Da Un anno sull’altipiano, cap. 11
– Il nostro maggiore, – disse Mastini, – non è un cattivo ufficiale. Spesse volte è coraggioso e, qualche volta, anche intelligente. Ma se gli manca il cognac, è incapace di muovere un passo durante un’azione.
– Ti ricordi, – gli disso io, – di Pareto? Come beveva! E che intelligenza! I professori ne erano ammirati, tutti. Non era forse lo studente di maggior ingegno, all’Università? Ma, se non beveva, niente esami. Un po’ come il tuo maggiore. Senza cognac, niente combattimenti.
La conversazione scivolava mollemente sui ricordi della nostra vita universitaria, che ci appariva così lontana: un sogno.
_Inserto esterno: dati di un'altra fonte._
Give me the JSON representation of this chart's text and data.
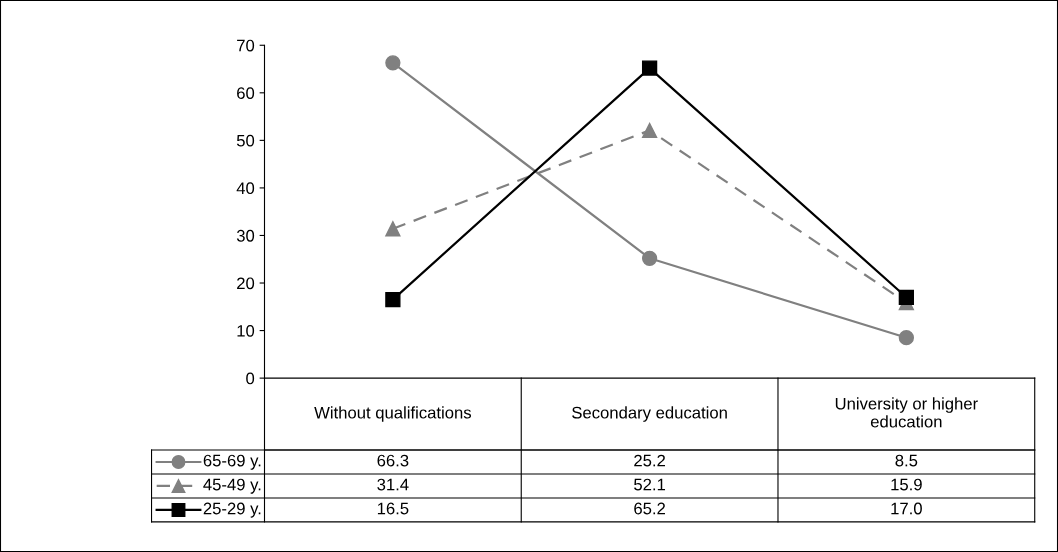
{
  "chart_data": {
    "type": "line",
    "categories": [
      "Without qualifications",
      "Secondary education",
      "University or higher education"
    ],
    "series": [
      {
        "name": "65-69 y.",
        "color": "#808080",
        "marker": "circle",
        "line_style": "solid",
        "values": [
          66.3,
          25.2,
          8.5
        ],
        "value_labels": [
          "66.3",
          "25.2",
          "8.5"
        ]
      },
      {
        "name": "45-49 y.",
        "color": "#808080",
        "marker": "triangle",
        "line_style": "dashed",
        "values": [
          31.4,
          52.1,
          15.9
        ],
        "value_labels": [
          "31.4",
          "52.1",
          "15.9"
        ]
      },
      {
        "name": "25-29 y.",
        "color": "#000000",
        "marker": "square",
        "line_style": "solid",
        "values": [
          16.5,
          65.2,
          17.0
        ],
        "value_labels": [
          "16.5",
          "65.2",
          "17.0"
        ]
      }
    ],
    "ylim": [
      0,
      70
    ],
    "yticks": [
      0,
      10,
      20,
      30,
      40,
      50,
      60,
      70
    ],
    "grid": false,
    "legend": "bottom left",
    "tick_labels": "y"
  }
}
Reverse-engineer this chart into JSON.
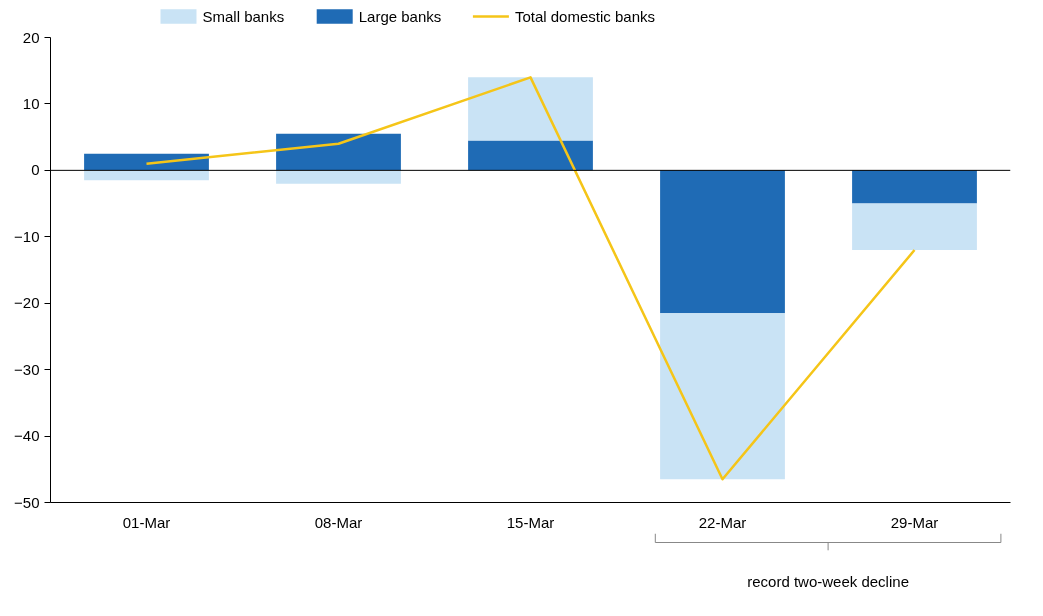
{
  "chart_data": {
    "type": "bar",
    "stacked": true,
    "categories": [
      "01-Mar",
      "08-Mar",
      "15-Mar",
      "22-Mar",
      "29-Mar"
    ],
    "series": [
      {
        "name": "Large banks",
        "color": "#1f6bb5",
        "values": [
          2.5,
          5.5,
          4.5,
          -21.5,
          -5
        ]
      },
      {
        "name": "Small banks",
        "color": "#c9e3f5",
        "values": [
          -1.5,
          -2,
          9.5,
          -25,
          -7
        ]
      },
      {
        "name": "Total domestic banks",
        "type": "line",
        "color": "#f5c518",
        "values": [
          1,
          4,
          14,
          -46.5,
          -12
        ]
      }
    ],
    "ylim": [
      -50,
      20
    ],
    "yticks": [
      -50,
      -40,
      -30,
      -20,
      -10,
      0,
      10,
      20
    ],
    "ref_lines": [
      {
        "axis": "y",
        "value": 0,
        "color": "#000000"
      }
    ],
    "annotations": [
      "record two-week decline"
    ],
    "grid": false,
    "legend": "top",
    "marker": "none",
    "line_style": "solid"
  }
}
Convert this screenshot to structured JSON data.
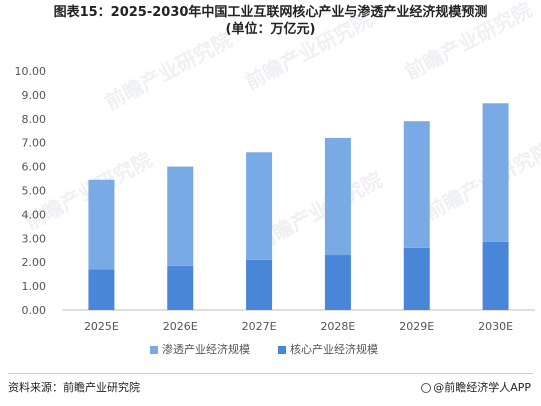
{
  "title_line1": "图表15：2025-2030年中国工业互联网核心产业与渗透产业经济规模预测",
  "title_line2": "(单位：万亿元)",
  "source": "资料来源：前瞻产业研究院",
  "credit": "@前瞻经济学人APP",
  "watermark": "前瞻产业研究院",
  "chart_data": {
    "type": "bar",
    "stacked": true,
    "categories": [
      "2025E",
      "2026E",
      "2027E",
      "2028E",
      "2029E",
      "2030E"
    ],
    "series": [
      {
        "name": "核心产业经济规模",
        "values": [
          1.7,
          1.85,
          2.1,
          2.3,
          2.6,
          2.85
        ],
        "color": "#4a86d8"
      },
      {
        "name": "渗透产业经济规模",
        "values": [
          3.75,
          4.15,
          4.5,
          4.9,
          5.3,
          5.8
        ],
        "color": "#7aaae6"
      }
    ],
    "yticks": [
      "0.00",
      "1.00",
      "2.00",
      "3.00",
      "4.00",
      "5.00",
      "6.00",
      "7.00",
      "8.00",
      "9.00",
      "10.00"
    ],
    "ylim": [
      0,
      10
    ],
    "legend": [
      "渗透产业经济规模",
      "核心产业经济规模"
    ],
    "legend_position": "bottom",
    "grid": false
  }
}
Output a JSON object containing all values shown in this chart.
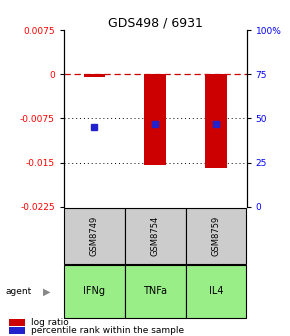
{
  "title": "GDS498 / 6931",
  "samples": [
    "GSM8749",
    "GSM8754",
    "GSM8759"
  ],
  "agents": [
    "IFNg",
    "TNFa",
    "IL4"
  ],
  "log_ratios": [
    -0.0005,
    -0.0155,
    -0.016
  ],
  "percentile_ranks_pct": [
    45,
    47,
    47
  ],
  "ymin": -0.0225,
  "ymax": 0.0075,
  "left_yticks": [
    0.0075,
    0,
    -0.0075,
    -0.015,
    -0.0225
  ],
  "right_yticks": [
    100,
    75,
    50,
    25,
    0
  ],
  "right_tick_labels": [
    "100%",
    "75",
    "50",
    "25",
    "0"
  ],
  "bar_color": "#cc0000",
  "dot_color": "#2222cc",
  "sample_box_color": "#cccccc",
  "agent_box_color": "#99ee88",
  "bar_width": 0.35
}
Egli rievocò una nostra festa goliardica, rimasta celebre, perché la vernaccia era vecchia e perfida, e il Magnifico Rettore s’era messo a cantare da basso, e una matricola aveva abbracciato la moglie del Prefetto.
– Ma anche to bevi molto, ora? – gli chiesi. – Si dice che al vostro battaglione, bevete tutti come spugne.
Per tutta risposta, e con una mossa rapida, come se la mia domanda gli avesse ricordato improvvisamente un oggetto fino ad allora dimenticato, slacciò la borraccia e bevette qualche sorso. Era certamente del buon cognac, perché io sentii un odore insopportabile di polvere da caccia.
– Io, – disse rimettendo il turacciolo alla borraccia, adoro l’Odissea d’Omero perché, ad ogni canto, è un otre di vino che arriva.
– Vino, – dissi io, – e non cognac.
– Già, — osservò, è curioso. È veramente curioso. Né nell’Odissea né nell’Iliade, v’è traccia di liquori.
– Te lo immagini, – dissi, – Diomede che si beve una buona borraccia di cognac, prima di uscire di pattuglia?